Circling back to the film, Pharrell says “Katherine Johnson, Mary Jackson, Dorothy Vaughan – these are three women who, despite living in that matrix, where the physics were completely unbalanced for them, they still…their science, their engineering skills, their mathematics, somehow just superseded that matrix, and it’s just unbelievable, man.” But it isn’t just the female scientists of the world who are achieving something remarkable, P argues. It’s all women. “Women go through something every month that we, as men, will never understand. And they still do their jobs.” The subject expands shortly thereafter, as he puts forth the argument that “The female contribution to society has just been largely discounted and dismissed this entire time. It was women that found out how to measure the distance between the stars — that figured out they were mostly made of like hydrogen,” he uses as an example.
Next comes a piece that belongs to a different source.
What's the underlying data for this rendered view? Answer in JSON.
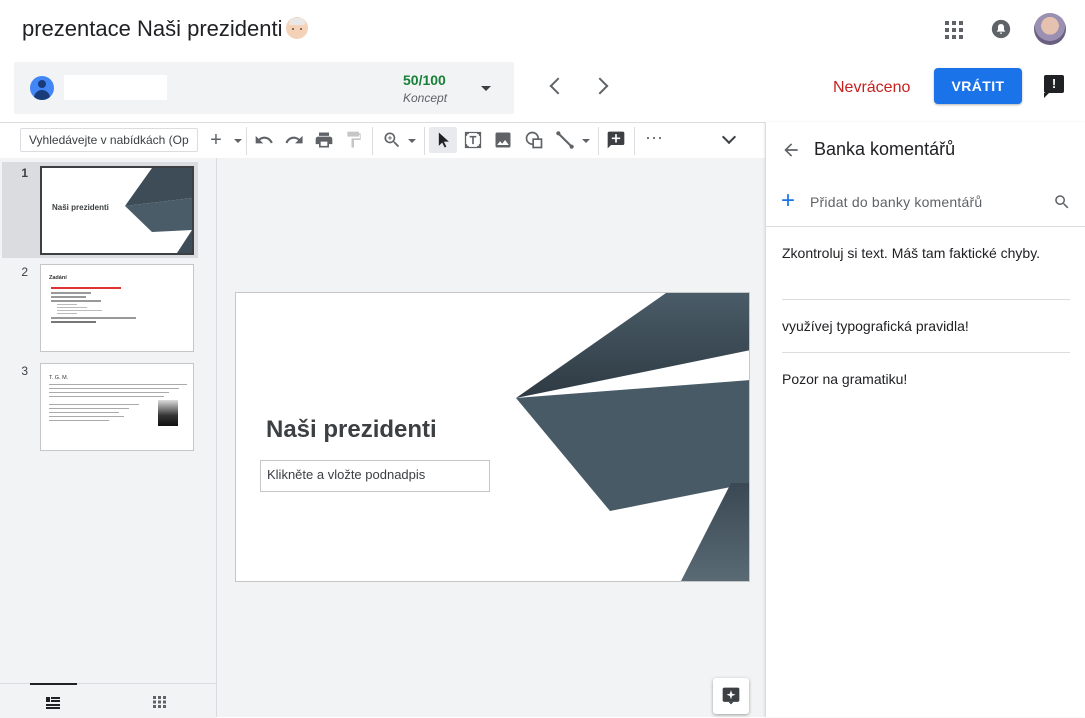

It’s then that the subject changes slightly to the 2020 presidential election, of which Pharrell says in an earlier segment “I think millennials and I think women are going to make the difference next time.” But near the 17:50 mark he takes that statement further, saying “with this election, I think that this is the time when women realize that [we] should’ve went even harder with the women’s lib thing in the ’70s and they’re gonna do it this time. I think women are gonna recognize that they really wanted to say, you know, ‘We don’t like the way our species is behaving on this planet, so that’s it — no more babies.’ I think now’s the time when women recognize that power.”

Elsewhere, Pharrell discusses the recent presidential election, the unique experience of growing up in Virginia, how the education system should be restructured, and more.

Bonus Beat: Pharrell performed alongside Kim Burrell on The Tonight Show yesterday (December 8), sharing their uproarious song “I See a Victory” from the Hidden Figures soundtrack.

Sadly, John Glenn passed away yesterday (December 8), but Hidden Figures will help amplify his legacy for a new generation.